Palliative care referrals go digital in Kerry University Hospital
The development of the new Palliative Care electronic referral form commenced in January 2019. The palliative care referral, often referred to as a specialist referral, uses the ‘General Referral’ template as a baseline. Specialist referrals allow for an additional set of referral-specific question to be appended to the general referral form.
The Palliative Care Service team in KUH. Front sitting: Laura Collins, Staff Officer Back Row: Mari O Connell, Director of Nursing; Dr Patricia Sheahan, Consultant in Palliative Medicine; Margaret Goodwin, Admin. Officer; Paula Murphy, Admin. Officer; and Eimear Hallissey Clinical Nurse Manager 3
From a patient care perspective, the benefits of electronic referrals include legibility and traceability while also requiring a minimum set of relevant information to be captured thus facilitating informed decision making. Once a referral has been submitted, the GP receives an instant acknowledgement indicating it has been successfully delivered. GPs also receive a response from the hospital within 5 days of sending the referral, outlining that it has been triaged.

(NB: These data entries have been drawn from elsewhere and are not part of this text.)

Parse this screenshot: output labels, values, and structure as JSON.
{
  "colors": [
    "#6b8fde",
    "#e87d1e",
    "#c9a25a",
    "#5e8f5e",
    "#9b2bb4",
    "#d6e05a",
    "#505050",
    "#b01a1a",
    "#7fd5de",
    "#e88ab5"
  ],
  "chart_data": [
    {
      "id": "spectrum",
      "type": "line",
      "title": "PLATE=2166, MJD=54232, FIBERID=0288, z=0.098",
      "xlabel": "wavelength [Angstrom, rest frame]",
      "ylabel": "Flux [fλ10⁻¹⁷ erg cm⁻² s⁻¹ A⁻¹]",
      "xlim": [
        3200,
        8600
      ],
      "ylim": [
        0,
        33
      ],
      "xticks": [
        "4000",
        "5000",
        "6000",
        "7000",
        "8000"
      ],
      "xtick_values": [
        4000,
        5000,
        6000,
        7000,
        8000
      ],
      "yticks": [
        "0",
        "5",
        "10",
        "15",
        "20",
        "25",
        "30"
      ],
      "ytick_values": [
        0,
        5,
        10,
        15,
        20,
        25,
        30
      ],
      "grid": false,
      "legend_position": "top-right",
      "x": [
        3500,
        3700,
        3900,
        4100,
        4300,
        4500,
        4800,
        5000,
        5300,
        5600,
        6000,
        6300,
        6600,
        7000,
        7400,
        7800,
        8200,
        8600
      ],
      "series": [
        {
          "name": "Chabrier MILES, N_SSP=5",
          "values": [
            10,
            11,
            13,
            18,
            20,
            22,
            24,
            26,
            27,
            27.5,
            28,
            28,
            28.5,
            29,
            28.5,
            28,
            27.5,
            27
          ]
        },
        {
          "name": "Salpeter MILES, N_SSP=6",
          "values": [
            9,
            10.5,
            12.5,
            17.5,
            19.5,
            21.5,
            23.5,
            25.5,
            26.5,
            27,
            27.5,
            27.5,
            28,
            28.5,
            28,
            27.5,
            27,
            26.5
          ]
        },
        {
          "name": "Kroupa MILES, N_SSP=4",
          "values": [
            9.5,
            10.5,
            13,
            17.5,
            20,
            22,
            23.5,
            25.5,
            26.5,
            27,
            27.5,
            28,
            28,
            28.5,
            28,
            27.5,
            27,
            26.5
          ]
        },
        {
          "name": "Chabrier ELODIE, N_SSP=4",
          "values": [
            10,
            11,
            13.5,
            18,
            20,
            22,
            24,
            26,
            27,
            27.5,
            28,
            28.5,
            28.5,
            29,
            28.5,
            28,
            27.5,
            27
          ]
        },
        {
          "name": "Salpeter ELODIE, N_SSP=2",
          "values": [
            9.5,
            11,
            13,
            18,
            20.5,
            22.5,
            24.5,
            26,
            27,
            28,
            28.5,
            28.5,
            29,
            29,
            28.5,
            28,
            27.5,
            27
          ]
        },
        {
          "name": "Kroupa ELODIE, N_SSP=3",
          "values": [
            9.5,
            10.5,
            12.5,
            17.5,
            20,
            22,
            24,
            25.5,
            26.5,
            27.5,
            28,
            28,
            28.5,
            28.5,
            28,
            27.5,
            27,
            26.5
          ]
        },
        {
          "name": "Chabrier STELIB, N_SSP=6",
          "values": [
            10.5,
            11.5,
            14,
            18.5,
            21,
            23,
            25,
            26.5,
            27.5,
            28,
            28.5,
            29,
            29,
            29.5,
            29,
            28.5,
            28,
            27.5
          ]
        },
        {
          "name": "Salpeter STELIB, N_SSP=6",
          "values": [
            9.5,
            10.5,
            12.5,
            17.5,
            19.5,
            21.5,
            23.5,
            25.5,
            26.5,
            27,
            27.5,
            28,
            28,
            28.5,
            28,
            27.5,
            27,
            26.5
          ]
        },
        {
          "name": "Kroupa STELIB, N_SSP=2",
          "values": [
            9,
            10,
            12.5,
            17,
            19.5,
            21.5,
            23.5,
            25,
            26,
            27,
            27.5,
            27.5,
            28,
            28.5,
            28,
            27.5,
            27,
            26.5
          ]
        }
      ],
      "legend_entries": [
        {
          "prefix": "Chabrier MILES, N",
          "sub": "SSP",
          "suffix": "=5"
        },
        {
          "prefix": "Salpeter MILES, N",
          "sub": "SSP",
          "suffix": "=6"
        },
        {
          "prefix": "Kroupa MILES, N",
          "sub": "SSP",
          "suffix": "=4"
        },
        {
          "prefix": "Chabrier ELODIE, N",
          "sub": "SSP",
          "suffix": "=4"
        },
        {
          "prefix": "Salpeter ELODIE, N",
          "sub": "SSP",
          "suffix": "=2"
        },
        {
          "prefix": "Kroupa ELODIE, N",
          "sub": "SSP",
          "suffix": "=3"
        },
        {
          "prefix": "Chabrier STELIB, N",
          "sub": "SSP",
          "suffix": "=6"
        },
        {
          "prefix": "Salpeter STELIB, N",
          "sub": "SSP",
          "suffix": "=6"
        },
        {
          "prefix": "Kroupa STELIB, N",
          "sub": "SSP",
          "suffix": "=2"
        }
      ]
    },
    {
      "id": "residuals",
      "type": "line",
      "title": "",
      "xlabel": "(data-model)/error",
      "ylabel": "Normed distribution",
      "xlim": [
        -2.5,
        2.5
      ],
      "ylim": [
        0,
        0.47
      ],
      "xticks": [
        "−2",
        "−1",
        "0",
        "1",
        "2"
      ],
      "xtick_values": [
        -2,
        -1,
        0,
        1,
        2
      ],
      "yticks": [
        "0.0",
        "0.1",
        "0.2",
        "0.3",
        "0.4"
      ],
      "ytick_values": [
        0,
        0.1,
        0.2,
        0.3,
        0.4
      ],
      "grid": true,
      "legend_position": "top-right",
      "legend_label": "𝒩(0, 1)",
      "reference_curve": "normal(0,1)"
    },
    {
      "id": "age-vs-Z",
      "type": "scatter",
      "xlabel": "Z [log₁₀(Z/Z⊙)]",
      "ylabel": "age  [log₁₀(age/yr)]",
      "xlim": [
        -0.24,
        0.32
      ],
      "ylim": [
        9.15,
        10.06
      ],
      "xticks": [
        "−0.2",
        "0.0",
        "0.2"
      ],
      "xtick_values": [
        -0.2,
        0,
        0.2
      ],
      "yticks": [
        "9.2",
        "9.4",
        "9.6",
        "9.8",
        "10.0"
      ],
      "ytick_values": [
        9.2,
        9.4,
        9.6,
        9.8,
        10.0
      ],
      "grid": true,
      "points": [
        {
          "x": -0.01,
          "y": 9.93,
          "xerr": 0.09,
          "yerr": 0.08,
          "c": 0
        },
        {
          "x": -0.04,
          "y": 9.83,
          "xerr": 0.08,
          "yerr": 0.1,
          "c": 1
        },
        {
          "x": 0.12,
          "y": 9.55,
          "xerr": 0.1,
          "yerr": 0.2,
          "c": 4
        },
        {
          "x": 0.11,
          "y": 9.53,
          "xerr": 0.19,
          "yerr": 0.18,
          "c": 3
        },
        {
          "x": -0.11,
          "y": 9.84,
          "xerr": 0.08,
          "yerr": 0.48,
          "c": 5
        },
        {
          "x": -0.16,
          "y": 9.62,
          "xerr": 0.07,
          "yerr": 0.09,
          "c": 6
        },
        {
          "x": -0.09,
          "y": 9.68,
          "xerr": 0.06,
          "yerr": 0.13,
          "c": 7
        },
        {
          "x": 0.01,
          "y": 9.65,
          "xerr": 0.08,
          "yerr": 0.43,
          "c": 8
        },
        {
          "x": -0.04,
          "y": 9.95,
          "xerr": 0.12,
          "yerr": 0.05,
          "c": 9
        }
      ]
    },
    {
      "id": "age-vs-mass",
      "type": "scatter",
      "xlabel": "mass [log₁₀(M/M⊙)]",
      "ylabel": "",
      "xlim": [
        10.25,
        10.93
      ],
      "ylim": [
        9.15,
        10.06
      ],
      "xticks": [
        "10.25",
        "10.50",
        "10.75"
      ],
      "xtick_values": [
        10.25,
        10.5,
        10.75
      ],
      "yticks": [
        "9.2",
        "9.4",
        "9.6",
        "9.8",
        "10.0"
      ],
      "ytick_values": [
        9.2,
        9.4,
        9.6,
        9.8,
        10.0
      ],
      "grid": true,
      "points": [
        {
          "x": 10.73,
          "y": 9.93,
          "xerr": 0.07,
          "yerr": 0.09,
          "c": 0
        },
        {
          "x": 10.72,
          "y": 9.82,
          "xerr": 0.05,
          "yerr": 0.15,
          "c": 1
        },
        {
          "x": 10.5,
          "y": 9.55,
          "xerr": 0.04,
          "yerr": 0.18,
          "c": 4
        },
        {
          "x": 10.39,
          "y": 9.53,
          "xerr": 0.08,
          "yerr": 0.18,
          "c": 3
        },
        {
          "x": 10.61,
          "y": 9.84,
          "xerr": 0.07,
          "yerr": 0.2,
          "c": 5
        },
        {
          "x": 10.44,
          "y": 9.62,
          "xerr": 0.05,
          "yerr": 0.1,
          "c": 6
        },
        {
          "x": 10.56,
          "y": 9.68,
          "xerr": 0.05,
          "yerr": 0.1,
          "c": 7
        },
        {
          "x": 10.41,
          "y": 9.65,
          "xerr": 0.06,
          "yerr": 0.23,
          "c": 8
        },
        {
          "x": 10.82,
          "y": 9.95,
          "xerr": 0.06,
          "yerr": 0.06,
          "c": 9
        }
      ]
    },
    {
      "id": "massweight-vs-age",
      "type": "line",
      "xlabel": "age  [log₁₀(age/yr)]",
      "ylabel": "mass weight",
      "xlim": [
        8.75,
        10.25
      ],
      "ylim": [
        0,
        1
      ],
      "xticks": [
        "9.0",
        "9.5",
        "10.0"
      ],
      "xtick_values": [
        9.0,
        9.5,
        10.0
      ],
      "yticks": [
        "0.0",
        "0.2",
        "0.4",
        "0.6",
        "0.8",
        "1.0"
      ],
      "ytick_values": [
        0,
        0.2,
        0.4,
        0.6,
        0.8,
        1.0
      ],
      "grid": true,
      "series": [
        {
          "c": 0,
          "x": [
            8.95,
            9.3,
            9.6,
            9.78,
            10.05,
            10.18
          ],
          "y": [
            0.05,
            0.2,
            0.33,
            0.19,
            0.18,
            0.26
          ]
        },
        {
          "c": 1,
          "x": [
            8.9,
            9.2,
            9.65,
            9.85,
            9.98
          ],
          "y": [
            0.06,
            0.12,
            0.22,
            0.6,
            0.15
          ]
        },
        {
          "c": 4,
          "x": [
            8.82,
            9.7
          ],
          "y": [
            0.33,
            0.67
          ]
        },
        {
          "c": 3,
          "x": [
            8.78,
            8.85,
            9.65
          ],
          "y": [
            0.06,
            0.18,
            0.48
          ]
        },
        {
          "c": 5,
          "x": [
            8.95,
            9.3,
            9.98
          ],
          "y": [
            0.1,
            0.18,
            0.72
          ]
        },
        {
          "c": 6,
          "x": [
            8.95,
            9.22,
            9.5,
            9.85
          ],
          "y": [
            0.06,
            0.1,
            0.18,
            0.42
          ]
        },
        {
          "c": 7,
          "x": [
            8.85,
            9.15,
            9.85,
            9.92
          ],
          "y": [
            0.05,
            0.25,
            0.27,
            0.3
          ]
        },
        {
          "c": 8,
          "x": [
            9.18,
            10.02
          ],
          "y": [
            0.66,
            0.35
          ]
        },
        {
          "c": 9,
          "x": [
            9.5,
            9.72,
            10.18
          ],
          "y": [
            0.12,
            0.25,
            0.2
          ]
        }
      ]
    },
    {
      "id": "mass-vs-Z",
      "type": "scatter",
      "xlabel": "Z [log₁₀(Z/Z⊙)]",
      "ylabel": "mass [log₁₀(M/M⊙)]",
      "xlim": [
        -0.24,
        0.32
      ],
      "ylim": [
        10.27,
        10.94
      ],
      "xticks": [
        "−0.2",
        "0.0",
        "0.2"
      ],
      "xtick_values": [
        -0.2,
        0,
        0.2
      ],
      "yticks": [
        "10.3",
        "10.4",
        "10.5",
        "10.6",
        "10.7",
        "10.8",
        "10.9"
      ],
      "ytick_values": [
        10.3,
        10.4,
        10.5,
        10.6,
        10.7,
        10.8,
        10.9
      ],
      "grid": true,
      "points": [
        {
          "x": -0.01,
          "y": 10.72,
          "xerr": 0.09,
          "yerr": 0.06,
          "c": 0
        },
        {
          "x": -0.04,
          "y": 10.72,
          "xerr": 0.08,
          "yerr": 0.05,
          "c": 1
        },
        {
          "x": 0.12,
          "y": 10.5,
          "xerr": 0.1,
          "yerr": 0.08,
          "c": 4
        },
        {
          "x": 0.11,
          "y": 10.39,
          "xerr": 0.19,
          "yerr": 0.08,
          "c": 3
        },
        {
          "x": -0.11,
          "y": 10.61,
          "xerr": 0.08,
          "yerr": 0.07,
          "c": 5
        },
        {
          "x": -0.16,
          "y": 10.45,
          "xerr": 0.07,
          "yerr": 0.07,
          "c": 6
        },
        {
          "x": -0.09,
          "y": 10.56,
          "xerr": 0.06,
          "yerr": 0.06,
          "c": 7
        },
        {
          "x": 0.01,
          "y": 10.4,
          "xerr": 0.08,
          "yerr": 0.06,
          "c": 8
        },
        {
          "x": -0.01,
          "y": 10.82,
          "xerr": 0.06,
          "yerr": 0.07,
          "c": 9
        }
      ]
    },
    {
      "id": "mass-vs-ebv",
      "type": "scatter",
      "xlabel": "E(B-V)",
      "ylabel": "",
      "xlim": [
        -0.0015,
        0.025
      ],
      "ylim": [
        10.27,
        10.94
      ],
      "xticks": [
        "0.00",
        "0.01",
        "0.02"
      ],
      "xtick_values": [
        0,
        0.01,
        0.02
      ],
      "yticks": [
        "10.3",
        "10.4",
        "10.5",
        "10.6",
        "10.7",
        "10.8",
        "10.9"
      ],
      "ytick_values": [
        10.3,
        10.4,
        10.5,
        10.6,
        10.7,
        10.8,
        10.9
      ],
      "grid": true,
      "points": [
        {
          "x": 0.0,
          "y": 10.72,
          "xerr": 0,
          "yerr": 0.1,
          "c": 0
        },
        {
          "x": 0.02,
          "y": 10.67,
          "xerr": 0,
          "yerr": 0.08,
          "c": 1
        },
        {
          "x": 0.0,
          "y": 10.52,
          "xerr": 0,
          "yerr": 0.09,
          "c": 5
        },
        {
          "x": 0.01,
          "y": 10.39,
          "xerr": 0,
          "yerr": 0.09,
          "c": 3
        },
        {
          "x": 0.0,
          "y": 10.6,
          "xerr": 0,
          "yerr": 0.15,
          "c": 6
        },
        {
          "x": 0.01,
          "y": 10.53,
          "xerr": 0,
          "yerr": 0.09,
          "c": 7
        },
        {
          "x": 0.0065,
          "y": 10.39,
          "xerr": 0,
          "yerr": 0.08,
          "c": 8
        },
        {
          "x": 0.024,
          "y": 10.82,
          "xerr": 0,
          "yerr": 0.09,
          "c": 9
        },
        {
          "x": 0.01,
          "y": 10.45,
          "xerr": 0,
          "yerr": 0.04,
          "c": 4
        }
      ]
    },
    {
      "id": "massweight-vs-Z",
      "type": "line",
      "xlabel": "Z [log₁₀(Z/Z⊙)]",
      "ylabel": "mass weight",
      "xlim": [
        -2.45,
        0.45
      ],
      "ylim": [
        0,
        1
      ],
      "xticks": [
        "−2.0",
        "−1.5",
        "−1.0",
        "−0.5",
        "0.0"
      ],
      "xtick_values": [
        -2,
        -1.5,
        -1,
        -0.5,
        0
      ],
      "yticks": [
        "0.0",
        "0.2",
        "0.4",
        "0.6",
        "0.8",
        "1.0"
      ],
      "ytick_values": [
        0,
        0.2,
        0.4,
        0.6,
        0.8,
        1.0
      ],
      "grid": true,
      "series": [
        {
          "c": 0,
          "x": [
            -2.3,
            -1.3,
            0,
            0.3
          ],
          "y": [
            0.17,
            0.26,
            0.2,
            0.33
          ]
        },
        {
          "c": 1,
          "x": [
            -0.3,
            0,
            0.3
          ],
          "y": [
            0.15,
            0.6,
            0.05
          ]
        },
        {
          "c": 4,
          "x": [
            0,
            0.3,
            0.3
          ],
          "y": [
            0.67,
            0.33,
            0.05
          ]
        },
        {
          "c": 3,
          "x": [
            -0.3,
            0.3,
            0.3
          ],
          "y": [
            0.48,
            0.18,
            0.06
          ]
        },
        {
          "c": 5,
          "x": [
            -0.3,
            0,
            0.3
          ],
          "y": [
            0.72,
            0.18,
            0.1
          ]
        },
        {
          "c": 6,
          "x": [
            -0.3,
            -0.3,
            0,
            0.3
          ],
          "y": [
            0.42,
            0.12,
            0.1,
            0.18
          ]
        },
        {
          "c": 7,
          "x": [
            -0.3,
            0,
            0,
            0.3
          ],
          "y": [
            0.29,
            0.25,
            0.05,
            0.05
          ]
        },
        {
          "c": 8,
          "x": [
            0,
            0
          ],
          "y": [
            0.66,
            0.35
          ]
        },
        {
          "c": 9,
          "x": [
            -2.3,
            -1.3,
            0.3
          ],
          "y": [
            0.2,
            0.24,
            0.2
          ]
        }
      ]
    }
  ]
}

Neurolink was the first electronic referral developed by Healthlink in 2007. The National Cancer Control Programme (NCCP) referrals were enabled in 2009 and the General referral form in 2013. All referrals have since been integrated into the 4 accredited GP practice systems meaning that GPs can create referrals quickly and easily from within their patient charts. At this point electronic referrals are in use in every public hospital around the country and also in the majority of private hospitals. Starting with a humble 8 electronic referrals processed through Healthlink in 2007 this figure is already in excess of 464,000 referrals in 2019. To date almost 1.3 million electronic referrals have been processed by Healthlink.
The national palliative care referral form, having being agreed upon by the national clinical lead for that discipline and approved by Irish College of General Practitioners Quality in Practice group (ICGP’s QiP), facilitated an electronic format which has been available to GPs in Kerry since July 2019.

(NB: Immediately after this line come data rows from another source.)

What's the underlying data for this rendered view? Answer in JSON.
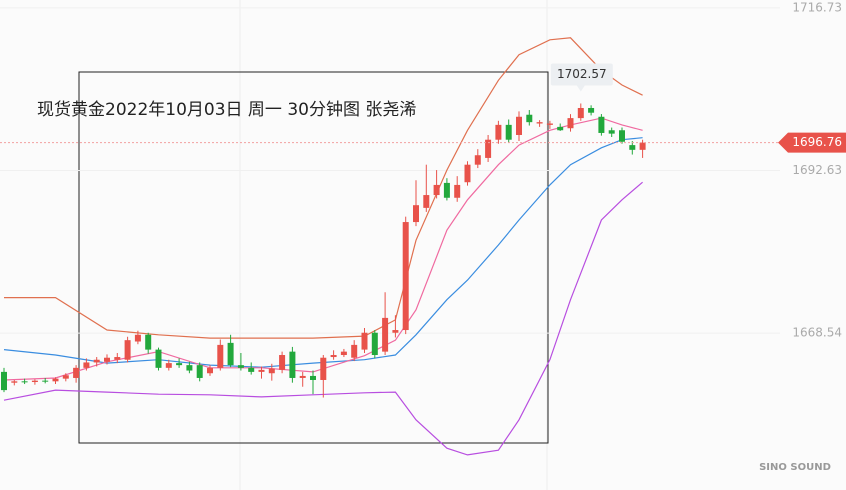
{
  "chart_data": {
    "type": "candlestick",
    "title": "现货黄金2022年10月03日 周一 30分钟图 张尧浠",
    "watermark": "SINO SOUND",
    "ylim": [
      1645.3,
      1717.9
    ],
    "yticks": [
      1716.73,
      1692.63,
      1668.54
    ],
    "up_color": "#e8524a",
    "down_color": "#22a83c",
    "open": [
      1662.8,
      1661.2,
      1661.4,
      1661.3,
      1661.5,
      1661.4,
      1661.8,
      1661.9,
      1663.4,
      1664.2,
      1664.3,
      1664.6,
      1664.6,
      1667.3,
      1668.3,
      1666.1,
      1663.4,
      1664.1,
      1663.8,
      1663.8,
      1662.6,
      1663.4,
      1667.1,
      1663.8,
      1663.4,
      1662.8,
      1662.6,
      1663.1,
      1665.8,
      1661.9,
      1662.2,
      1661.6,
      1665.0,
      1665.3,
      1664.9,
      1666.1,
      1668.6,
      1665.8,
      1668.6,
      1669.0,
      1685.0,
      1687.1,
      1689.0,
      1690.8,
      1688.6,
      1690.9,
      1693.5,
      1694.5,
      1697.2,
      1699.4,
      1697.9,
      1700.9,
      1699.6,
      1699.4,
      1699.1,
      1698.9,
      1700.4,
      1701.9,
      1700.6,
      1698.6,
      1698.6,
      1696.4,
      1695.7
    ],
    "high": [
      1663.4,
      1661.6,
      1661.8,
      1661.7,
      1661.9,
      1662.0,
      1662.6,
      1663.8,
      1664.8,
      1665.0,
      1665.4,
      1665.6,
      1668.0,
      1668.9,
      1668.6,
      1666.4,
      1664.6,
      1664.8,
      1664.3,
      1664.2,
      1663.8,
      1667.6,
      1668.3,
      1665.6,
      1664.2,
      1663.6,
      1664.0,
      1665.8,
      1666.5,
      1662.8,
      1663.0,
      1665.3,
      1666.0,
      1666.2,
      1667.5,
      1669.3,
      1669.0,
      1674.6,
      1671.2,
      1685.8,
      1691.2,
      1693.5,
      1692.7,
      1691.5,
      1691.8,
      1694.0,
      1695.8,
      1697.9,
      1700.0,
      1700.2,
      1701.4,
      1701.6,
      1700.1,
      1700.0,
      1699.6,
      1701.0,
      1702.57,
      1702.3,
      1701.0,
      1699.0,
      1699.0,
      1697.0,
      1697.2
    ],
    "low": [
      1659.8,
      1660.8,
      1661.0,
      1660.9,
      1661.1,
      1661.0,
      1661.4,
      1661.2,
      1663.0,
      1663.6,
      1663.9,
      1664.1,
      1664.2,
      1666.9,
      1665.5,
      1663.0,
      1663.0,
      1663.4,
      1662.6,
      1661.4,
      1662.2,
      1663.0,
      1663.5,
      1663.0,
      1662.4,
      1661.8,
      1661.5,
      1662.6,
      1661.2,
      1660.6,
      1659.5,
      1659.0,
      1664.6,
      1665.0,
      1664.4,
      1665.6,
      1664.8,
      1665.3,
      1667.9,
      1668.4,
      1684.4,
      1686.5,
      1688.5,
      1688.2,
      1688.0,
      1690.4,
      1693.0,
      1693.9,
      1696.6,
      1696.8,
      1697.0,
      1699.3,
      1699.1,
      1698.8,
      1698.5,
      1698.4,
      1700.0,
      1700.8,
      1697.8,
      1697.6,
      1696.6,
      1695.0,
      1694.5
    ],
    "close": [
      1660.1,
      1661.4,
      1661.3,
      1661.5,
      1661.4,
      1661.8,
      1662.3,
      1663.4,
      1664.2,
      1664.6,
      1664.9,
      1665.0,
      1667.5,
      1668.3,
      1666.1,
      1663.4,
      1664.1,
      1663.8,
      1663.0,
      1661.9,
      1663.4,
      1666.8,
      1663.8,
      1663.4,
      1662.8,
      1663.1,
      1663.3,
      1665.3,
      1661.9,
      1662.2,
      1661.6,
      1664.9,
      1665.3,
      1665.8,
      1666.8,
      1668.6,
      1665.3,
      1670.8,
      1669.0,
      1685.0,
      1687.5,
      1689.0,
      1690.5,
      1688.6,
      1690.5,
      1693.5,
      1694.9,
      1697.2,
      1699.4,
      1697.2,
      1700.6,
      1699.8,
      1699.8,
      1699.6,
      1698.6,
      1700.4,
      1701.9,
      1701.2,
      1698.2,
      1698.1,
      1696.9,
      1695.7,
      1696.76
    ],
    "lines": [
      {
        "color": "#e0704f",
        "x": [
          0,
          5,
          10,
          15,
          20,
          25,
          30,
          35,
          38,
          40,
          43,
          45,
          48,
          50,
          53,
          55,
          58,
          60,
          62
        ],
        "values": [
          1673.8,
          1673.8,
          1669.0,
          1668.3,
          1667.8,
          1667.8,
          1667.8,
          1668.1,
          1670.5,
          1682.3,
          1692.7,
          1698.6,
          1706.0,
          1709.8,
          1712.0,
          1712.3,
          1707.5,
          1705.3,
          1703.8
        ]
      },
      {
        "color": "#3a8de0",
        "x": [
          0,
          5,
          10,
          15,
          20,
          25,
          30,
          35,
          38,
          40,
          43,
          45,
          48,
          50,
          53,
          55,
          58,
          60,
          62
        ],
        "values": [
          1666.1,
          1665.3,
          1664.1,
          1664.6,
          1663.8,
          1663.5,
          1664.1,
          1664.6,
          1665.3,
          1668.3,
          1673.5,
          1676.4,
          1681.6,
          1685.3,
          1690.5,
          1693.5,
          1696.0,
          1697.2,
          1697.5
        ]
      },
      {
        "color": "#b84ee0",
        "x": [
          0,
          5,
          10,
          15,
          20,
          25,
          30,
          35,
          38,
          40,
          43,
          45,
          48,
          50,
          53,
          55,
          58,
          60,
          62
        ],
        "values": [
          1658.6,
          1660.1,
          1659.8,
          1659.5,
          1659.4,
          1659.1,
          1659.4,
          1659.7,
          1659.8,
          1655.7,
          1651.5,
          1650.5,
          1651.2,
          1655.7,
          1664.6,
          1673.5,
          1685.3,
          1688.3,
          1690.9
        ]
      },
      {
        "color": "#f06aa0",
        "x": [
          0,
          5,
          10,
          15,
          20,
          25,
          30,
          35,
          38,
          40,
          43,
          45,
          48,
          50,
          53,
          55,
          58,
          60,
          62
        ],
        "values": [
          1661.6,
          1661.9,
          1664.3,
          1665.8,
          1663.4,
          1663.4,
          1662.8,
          1665.2,
          1667.5,
          1672.0,
          1683.8,
          1688.3,
          1693.5,
          1696.4,
          1698.6,
          1699.4,
          1700.4,
          1699.4,
          1698.6
        ]
      }
    ],
    "high_annotation": {
      "index": 56,
      "value": 1702.57
    },
    "last_price": 1696.76
  }
}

Dr Patricia Sheahan, Consultant in Palliative Medicine, stated 'This project supports the ICT recommendations for future developments identified in the Adult Palliative Care Services Model of Care for Ireland launched in April 2019'.
Mari O'Connell DON KSPCS acknowledges the great work, time and effort involved by Eimear Hallissey and Healthlink team to introduce this new system to the KSPCS. This is a positive improvement initiative to the service.